Any potential pejorative connotation from Bee's appellation was forgotten, and this nickname "Stonewall" was thrust into the headlines. As Detzer wrote, "The Confederacy needed heroes. There was also the subtle matter of state pride...Virginians wanted a favorite son of their own." (pg 339) The nickname took hold over the next months, and Jackson rapidly became a favorite son of the Confederacy.
His star was at its apex when he was accidentally shot by his own men during the Battle of Chancellorsville, just hours after his famed flank attack, and died 8 days later. From there the idealization reached higher and higher, and after the war, was used at the expense of fellow Confederate officers who suffered reverses. One of the most prominent of these is General Robert Ewell at Cemetery Hill at the 1st day of Gettysburg, and the controversy over whether Jackson would have charged the Union emplacement and thus won the day for the Confederacy.
Another is the treatment that befell General James Longstreet after the war, which will be covered in a future post.
On one hand in this mythology is the brilliance of the dead Jackson, on the other hand is the besmirching and discrediting of Longstreet (just look at his bizarre monument at Gettysburg to see the culmination of this) The irony is that Longstreet was also shot by his own men at the Battle of the Wilderness. The difference is, he survived his wound, which begs the question if whether in death Jackson escaped the sort of scrutiny that Longstreet received. The post-war treatment of Longstreet is a long and baffling story, please see Piston's "Lee's Tarnished Lieutenant" for more.

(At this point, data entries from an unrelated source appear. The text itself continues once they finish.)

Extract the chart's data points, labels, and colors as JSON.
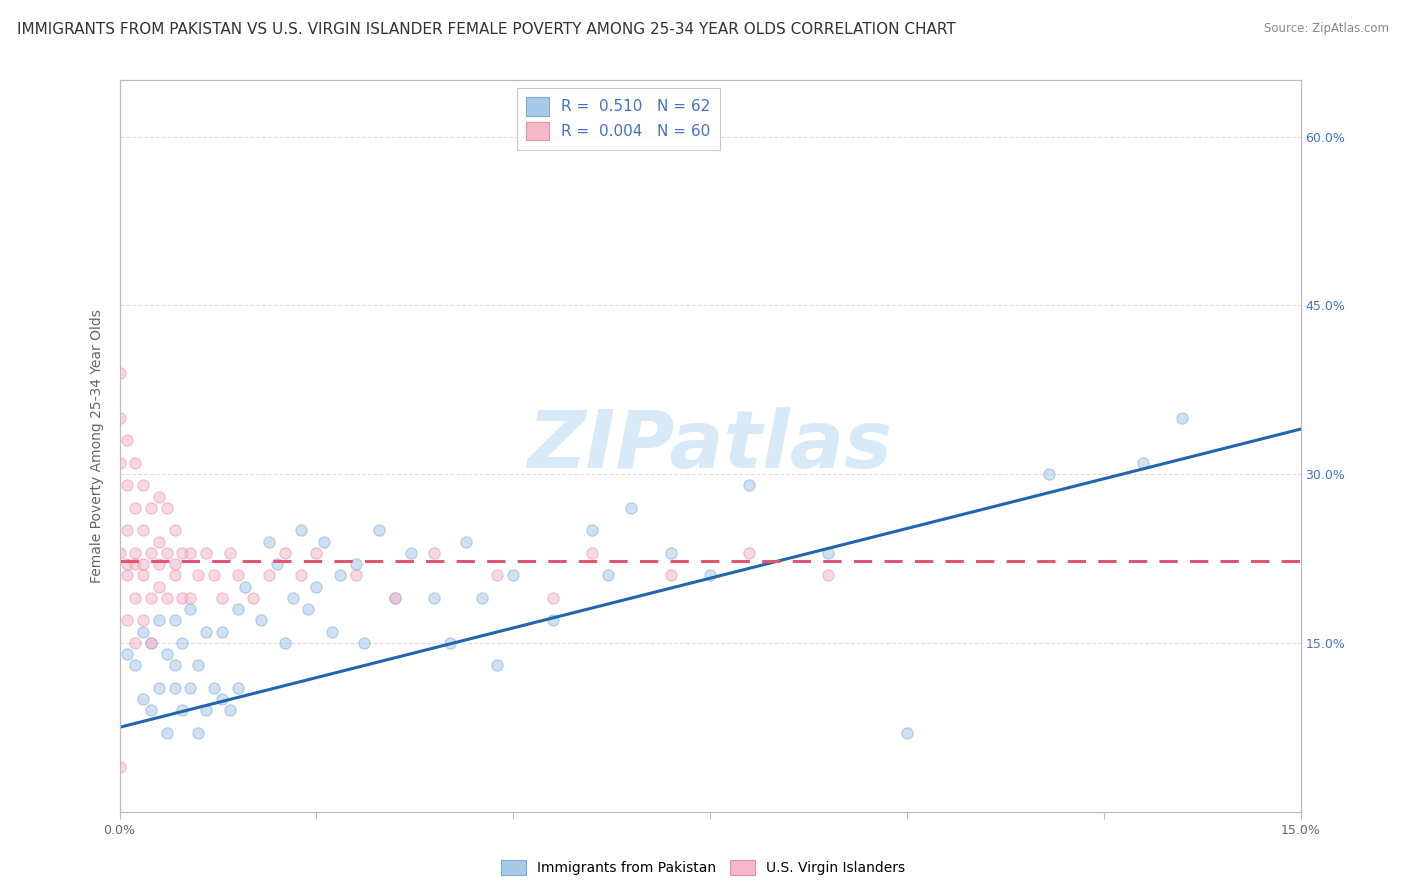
{
  "title": "IMMIGRANTS FROM PAKISTAN VS U.S. VIRGIN ISLANDER FEMALE POVERTY AMONG 25-34 YEAR OLDS CORRELATION CHART",
  "source": "Source: ZipAtlas.com",
  "ylabel": "Female Poverty Among 25-34 Year Olds",
  "xlim": [
    0.0,
    0.15
  ],
  "ylim": [
    0.0,
    0.65
  ],
  "xticks": [
    0.0,
    0.025,
    0.05,
    0.075,
    0.1,
    0.125,
    0.15
  ],
  "yticks": [
    0.0,
    0.15,
    0.3,
    0.45,
    0.6
  ],
  "ytick_labels": [
    "",
    "15.0%",
    "30.0%",
    "45.0%",
    "60.0%"
  ],
  "blue_R": 0.51,
  "blue_N": 62,
  "pink_R": 0.004,
  "pink_N": 60,
  "blue_color": "#a8c8e8",
  "pink_color": "#f4b8c8",
  "blue_edge_color": "#7aacd4",
  "pink_edge_color": "#e890a8",
  "blue_line_color": "#2166ac",
  "pink_line_color": "#e05570",
  "watermark": "ZIPatlas",
  "watermark_color": "#d8eaf8",
  "blue_scatter_x": [
    0.001,
    0.002,
    0.003,
    0.003,
    0.004,
    0.004,
    0.005,
    0.005,
    0.006,
    0.006,
    0.007,
    0.007,
    0.007,
    0.008,
    0.008,
    0.009,
    0.009,
    0.01,
    0.01,
    0.011,
    0.011,
    0.012,
    0.013,
    0.013,
    0.014,
    0.015,
    0.015,
    0.016,
    0.018,
    0.019,
    0.02,
    0.021,
    0.022,
    0.023,
    0.024,
    0.025,
    0.026,
    0.027,
    0.028,
    0.03,
    0.031,
    0.033,
    0.035,
    0.037,
    0.04,
    0.042,
    0.044,
    0.046,
    0.048,
    0.05,
    0.055,
    0.06,
    0.062,
    0.065,
    0.07,
    0.075,
    0.08,
    0.09,
    0.1,
    0.118,
    0.13,
    0.135
  ],
  "blue_scatter_y": [
    0.14,
    0.13,
    0.1,
    0.16,
    0.09,
    0.15,
    0.11,
    0.17,
    0.07,
    0.14,
    0.11,
    0.13,
    0.17,
    0.09,
    0.15,
    0.11,
    0.18,
    0.07,
    0.13,
    0.09,
    0.16,
    0.11,
    0.1,
    0.16,
    0.09,
    0.11,
    0.18,
    0.2,
    0.17,
    0.24,
    0.22,
    0.15,
    0.19,
    0.25,
    0.18,
    0.2,
    0.24,
    0.16,
    0.21,
    0.22,
    0.15,
    0.25,
    0.19,
    0.23,
    0.19,
    0.15,
    0.24,
    0.19,
    0.13,
    0.21,
    0.17,
    0.25,
    0.21,
    0.27,
    0.23,
    0.21,
    0.29,
    0.23,
    0.07,
    0.3,
    0.31,
    0.35
  ],
  "pink_scatter_x": [
    0.0,
    0.0,
    0.0,
    0.0,
    0.0,
    0.001,
    0.001,
    0.001,
    0.001,
    0.001,
    0.001,
    0.002,
    0.002,
    0.002,
    0.002,
    0.002,
    0.002,
    0.003,
    0.003,
    0.003,
    0.003,
    0.003,
    0.004,
    0.004,
    0.004,
    0.004,
    0.005,
    0.005,
    0.005,
    0.005,
    0.006,
    0.006,
    0.006,
    0.007,
    0.007,
    0.007,
    0.008,
    0.008,
    0.009,
    0.009,
    0.01,
    0.011,
    0.012,
    0.013,
    0.014,
    0.015,
    0.017,
    0.019,
    0.021,
    0.023,
    0.025,
    0.03,
    0.035,
    0.04,
    0.048,
    0.055,
    0.06,
    0.07,
    0.08,
    0.09
  ],
  "pink_scatter_y": [
    0.39,
    0.35,
    0.31,
    0.23,
    0.04,
    0.33,
    0.29,
    0.25,
    0.21,
    0.17,
    0.22,
    0.31,
    0.27,
    0.23,
    0.19,
    0.15,
    0.22,
    0.29,
    0.25,
    0.21,
    0.17,
    0.22,
    0.27,
    0.23,
    0.19,
    0.15,
    0.28,
    0.24,
    0.2,
    0.22,
    0.27,
    0.23,
    0.19,
    0.25,
    0.21,
    0.22,
    0.23,
    0.19,
    0.23,
    0.19,
    0.21,
    0.23,
    0.21,
    0.19,
    0.23,
    0.21,
    0.19,
    0.21,
    0.23,
    0.21,
    0.23,
    0.21,
    0.19,
    0.23,
    0.21,
    0.19,
    0.23,
    0.21,
    0.23,
    0.21
  ],
  "blue_trend_x": [
    0.0,
    0.15
  ],
  "blue_trend_y": [
    0.075,
    0.34
  ],
  "pink_trend_y_val": 0.223,
  "grid_color": "#dddddd",
  "background_color": "#ffffff",
  "title_fontsize": 11,
  "axis_label_fontsize": 10,
  "tick_fontsize": 9,
  "scatter_size": 65,
  "scatter_alpha": 0.55,
  "line_width": 2.2
}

Because of his successful campaigns and untimely death, Jackson was not only made into a figurehead for the army and an idealized soldier but also as the paragon representative of Virginia and the Southern cause. Attention was not paid to the way he treated his own men or his near-disastrous failings at the Seven Days Battle, nor to his bizarre personality. The South needed heroes and men to rally behind; Jackson became that man.

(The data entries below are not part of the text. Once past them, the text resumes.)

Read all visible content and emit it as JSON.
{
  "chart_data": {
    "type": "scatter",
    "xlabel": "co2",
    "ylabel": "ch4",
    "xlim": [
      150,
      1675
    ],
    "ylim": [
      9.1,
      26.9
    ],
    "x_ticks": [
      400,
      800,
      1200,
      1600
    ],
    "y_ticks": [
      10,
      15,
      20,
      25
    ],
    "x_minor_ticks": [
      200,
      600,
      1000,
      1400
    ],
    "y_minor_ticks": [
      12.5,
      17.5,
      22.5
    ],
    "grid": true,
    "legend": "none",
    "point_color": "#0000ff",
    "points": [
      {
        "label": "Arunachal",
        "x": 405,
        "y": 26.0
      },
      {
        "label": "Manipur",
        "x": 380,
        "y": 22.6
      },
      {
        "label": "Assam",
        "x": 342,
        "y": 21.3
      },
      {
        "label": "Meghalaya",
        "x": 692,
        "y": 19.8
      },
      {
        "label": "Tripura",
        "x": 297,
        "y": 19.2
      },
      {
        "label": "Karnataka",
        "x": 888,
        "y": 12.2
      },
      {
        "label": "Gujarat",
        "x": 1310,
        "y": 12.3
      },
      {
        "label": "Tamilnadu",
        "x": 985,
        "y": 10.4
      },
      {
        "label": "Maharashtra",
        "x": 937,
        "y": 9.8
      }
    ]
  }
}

This idealization has only been amplified over the past decades, especially through the writings of Freeman, Tanner, and more recently, Robertson, who wrote in 1997 that Jackson's efforts should "remain treasured legacies of the American people just as they are inspirations to people everywhere." It also continues in popular culture, most vividly in the depiction of Jackson in the movie "Gods and Generals" If you haven't seen it yourself, believe me when I say all that was missing was a halo around his head. It is also this idealized Jackson that is painted onto canvas, plates, t-shirts, etc. and enthusiastically purchased by fans.

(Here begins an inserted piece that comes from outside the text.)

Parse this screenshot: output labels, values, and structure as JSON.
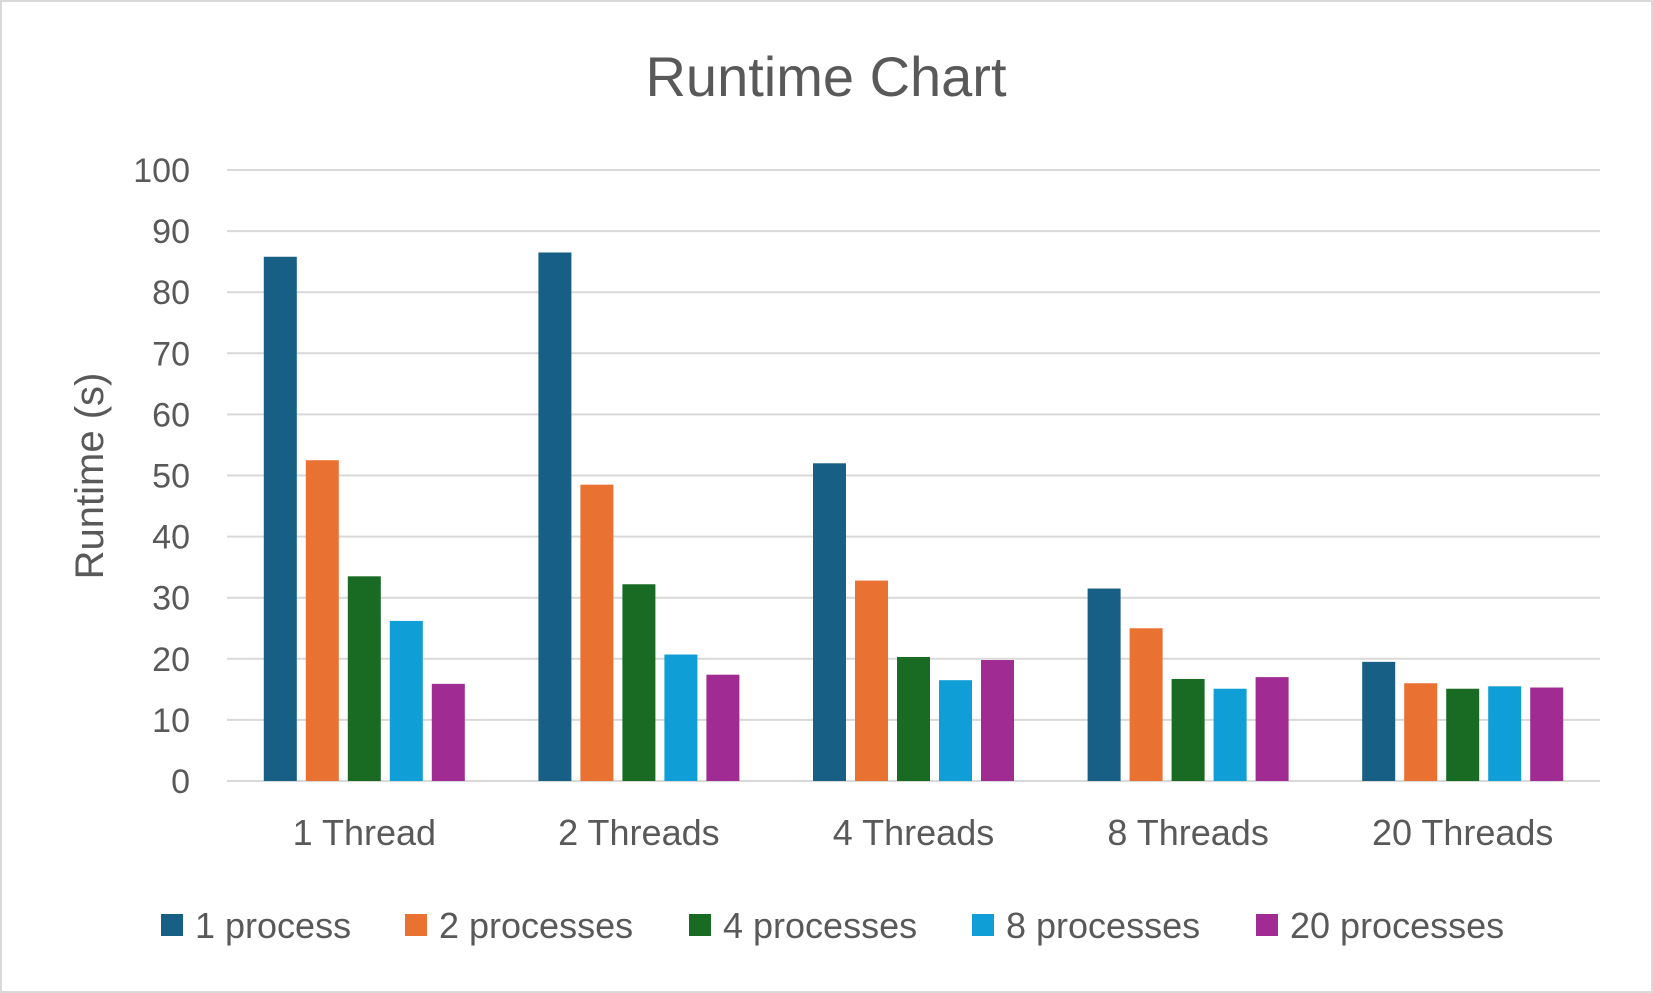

It is clear; however, that when the whole man is examined, that the time for this era has passed, Jackson was a man who owned slaves and used religion as an excuse for it, turned against the uniform he had once worn proudly, and, though a oft-successful battlefield commander, frequently treated the men who made his reputation like dogs.
We should not continue to subscribe to the hero-worship borne of the Lost Cause mythology. We must treat Confederate officers like Jackson and Lee, (as well as their Union counterparts) with respect, and part of that is to be honest about who they were and what they did; acknowledging their strengths, but also to their flaws. In that spirit, we can appreciate Stonewall Jackson's frequent, but not constant, tactical success, but we must free ourselves of the ideas of him as a paragon of virtue, an icon of devotion, and as any sort of hero, for they are neither earned nor deserved.